Fernando Verdasco has put off needed foot surgery so that he is available to play Davis Cup for Spain.

Am I the only one who was surprised about Andy Roddick playing doubles in Beijing? It is just me huh? Okay, moving on.

There is a men's tournament taking place in Tokyo this week. All eyes will be on Juan Martin del Potro, US Open Champion who takes the court for the first time since that win tomorrow.

Diva's On Parade
It's fun to see how the women of tennis comport themselves off of the tennis court isn't it? Hope you enjoyed the pictures scattered through this post of them arriving in Beijing.

Sunday, October 4, 2009

Weekend Winners

by Savannah

Maria Sharapova was handed the Championship trophy of the Pan Pacific Open by Jelena Jankovic who retired during their final with a wrist injury.

Gilles Simon proudly hoists the winners trophy he earned by winning the Thailand Open over Victor Troicki.

Nikolay Davydenko (right) holds the winners trophy for the first Malaysian Open Tournament that was held in Kuala Lumpur. Fernando Verdasco was the runner up.

Rajeev Ram and Eric Butorac won the doubles crown in Bangkok

Alisa Kleybanova and Francesca Schiavone are the PPO doubles champions for 2009

Mariusz Fyrstenberg (L) and Marcin Matkowski (R) took home the doubles championship at the Malaysian Open

Thursday, October 1, 2009

This and That

by Savannah

John Dolan, a former WTA Tour communications director is now Kim Clijsters' public relations manager. Speaking of Clijsters I saw a poll on a fan site saying that she should be given a WC into Doha. The reasoning is based on the following:

According to the rules for the Year Ending Championship the 7 best ranked players in YEC race and 1 Wild Card player are allowed. In practice it's always been the top eight with one exception having been made I believe for Monica Seles. The fan then goes on to say that Clijsters should take the place of the #8 ranked player since she won the US Open this year.

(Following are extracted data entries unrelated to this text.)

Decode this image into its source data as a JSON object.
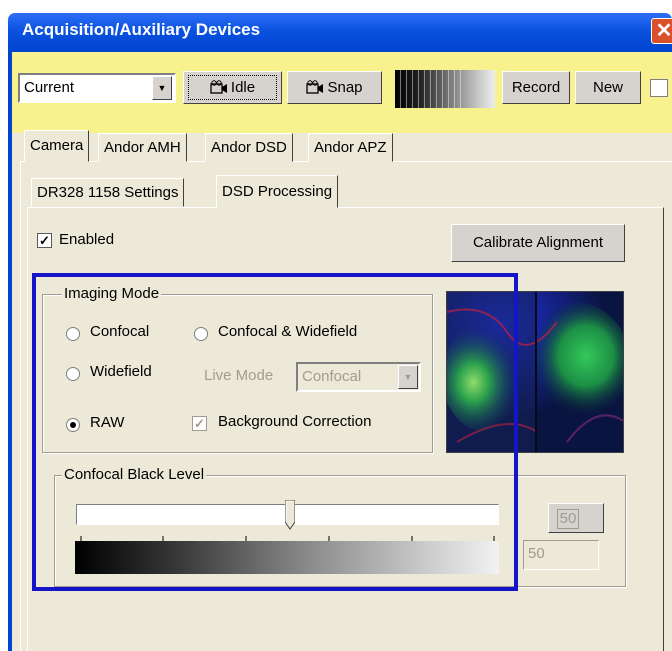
{
  "window": {
    "title": "Acquisition/Auxiliary Devices",
    "close_glyph": "✕"
  },
  "toolbar": {
    "preset_value": "Current",
    "idle_label": "Idle",
    "snap_label": "Snap",
    "record_label": "Record",
    "new_label": "New"
  },
  "tabs": [
    "Camera",
    "Andor AMH",
    "Andor DSD",
    "Andor APZ"
  ],
  "subtabs": [
    "DR328 1158 Settings",
    "DSD Processing"
  ],
  "dsd": {
    "enabled_label": "Enabled",
    "enabled_checked": true,
    "calibrate_label": "Calibrate Alignment",
    "imaging_mode": {
      "legend": "Imaging Mode",
      "confocal": "Confocal",
      "confocal_widefield": "Confocal & Widefield",
      "widefield": "Widefield",
      "raw": "RAW",
      "selected": "RAW",
      "live_mode_label": "Live Mode",
      "live_mode_value": "Confocal",
      "background_correction": "Background Correction",
      "background_correction_checked": true
    },
    "black_level": {
      "legend": "Confocal Black Level",
      "value": 50,
      "button_value": "50",
      "field_value": "50"
    }
  },
  "colors": {
    "titlebar": "#0a52e0",
    "toolbar": "#f7f18e",
    "highlight": "#1414c8",
    "face": "#ece9d8"
  },
  "icons": {
    "camera": "camera-icon",
    "close": "close-icon",
    "dropdown": "chevron-down-icon"
  }
}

Here are the current Race standings.

#1, 7652 pts - Safina (16)
#2, 7437 pts - S.Williams (16)
#3, 5570 pts - Wozniacki (21)
#4, 5365 pts - Dementieva (17)
#5, 4773 pts - Kuznetsova (16)
#6, 4316 pts - V.Williams (14)
#7, 4171 pts - Azarenka (14)
#8, 3301 pts - Zvonareva (17)
- - - - - - - - - - - - - - - - -
#9, 3111 pts - Jankovic (16)
#10, 3060 pts - Pennetta (21)

I guess Vera Zvonareva, who came back from serious injury, Jelena Jankovic who is fighting like hell to make the cut, and Flavia Pennetta who fought her way into the Top Ten should all just bow at the altar of Clijsters and slink off to Bali? It's my understanding that in the ATP if you win a Slam you're in. That's not so in the WTA.

Normally I would ignore stuff like this. After all it's just a random fan off on a pipe dream right? I just found it odd that this would come up now. I also remember seeing fan sites used to "test the waters" regarding Pete Sampras for example. Let's see what happens.

From @samquerrey
just got back from the doctor, i should be able to hit balls in a month and hopefully ill be back to 100% in 2 months.
Sam as you know injured his right arm falling through a glass table he was sitting on.

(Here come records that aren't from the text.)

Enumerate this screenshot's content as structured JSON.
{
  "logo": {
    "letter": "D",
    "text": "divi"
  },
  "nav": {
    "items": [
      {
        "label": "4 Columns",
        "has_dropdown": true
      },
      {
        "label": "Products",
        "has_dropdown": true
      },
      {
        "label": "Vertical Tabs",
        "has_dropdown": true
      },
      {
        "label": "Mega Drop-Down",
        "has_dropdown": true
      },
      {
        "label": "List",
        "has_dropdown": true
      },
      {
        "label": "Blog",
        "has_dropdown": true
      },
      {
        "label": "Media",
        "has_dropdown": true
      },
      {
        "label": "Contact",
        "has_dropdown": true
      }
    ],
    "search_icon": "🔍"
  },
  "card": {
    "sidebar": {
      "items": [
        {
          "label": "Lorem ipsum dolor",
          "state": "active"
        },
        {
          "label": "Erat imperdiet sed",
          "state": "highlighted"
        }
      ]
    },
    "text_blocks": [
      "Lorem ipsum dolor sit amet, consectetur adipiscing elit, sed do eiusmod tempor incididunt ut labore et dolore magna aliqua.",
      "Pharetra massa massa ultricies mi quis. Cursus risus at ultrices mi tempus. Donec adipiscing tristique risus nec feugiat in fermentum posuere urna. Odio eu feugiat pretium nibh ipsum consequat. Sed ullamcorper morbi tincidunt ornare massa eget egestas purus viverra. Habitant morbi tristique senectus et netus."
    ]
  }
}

Just in case you were wondering what is going on in Tokyo here are the four semi finalists.

Na Li vs Jelena Jankovic
Maria Sharapova vs Agnieszka Radwanska

I wonder what Maria Sharapova has against Samantha Stosur? I haven't seen Maria play the way she did in that match before or since. She so totally dominated Stosur I thought to myself that she will win if she keeps playing with that level of intensity. She hasn't but she's won.

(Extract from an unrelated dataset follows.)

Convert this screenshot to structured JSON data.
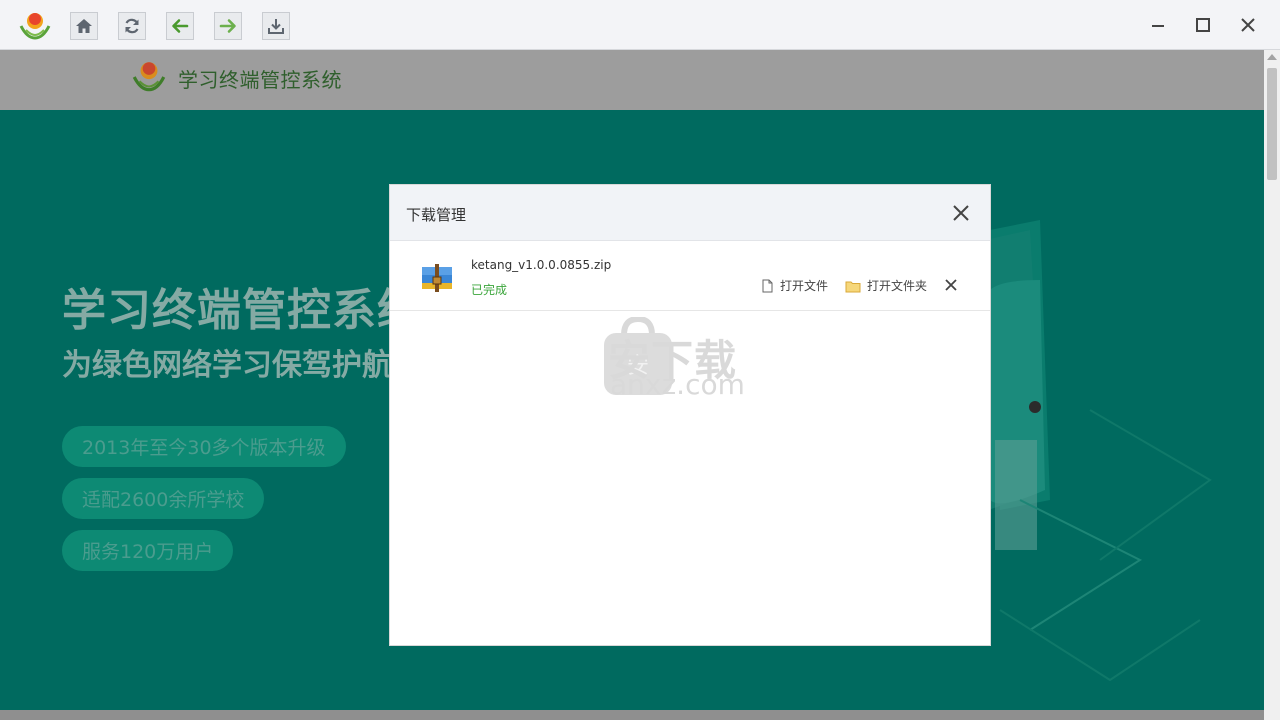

Belgian tennis players Xavier Malisse and Yanina Wickmayer are being called before the Belgian Anti Doping Tribunal. Wickmayer failed to register her whereabouts three times with the ADAMS people and Malisse missed a test. Here is a LINK to the WTA Regulations.
And no I'm not going there.

Martina Hingis drug suspension is over. She didn't fight it. Now she's blaming the "system" for not doing so. I have a few words for you Martina: Guillermo Canas. Guillermo Coria. Richard Gasquet.

And I'm still not going there because she didn't fight it either.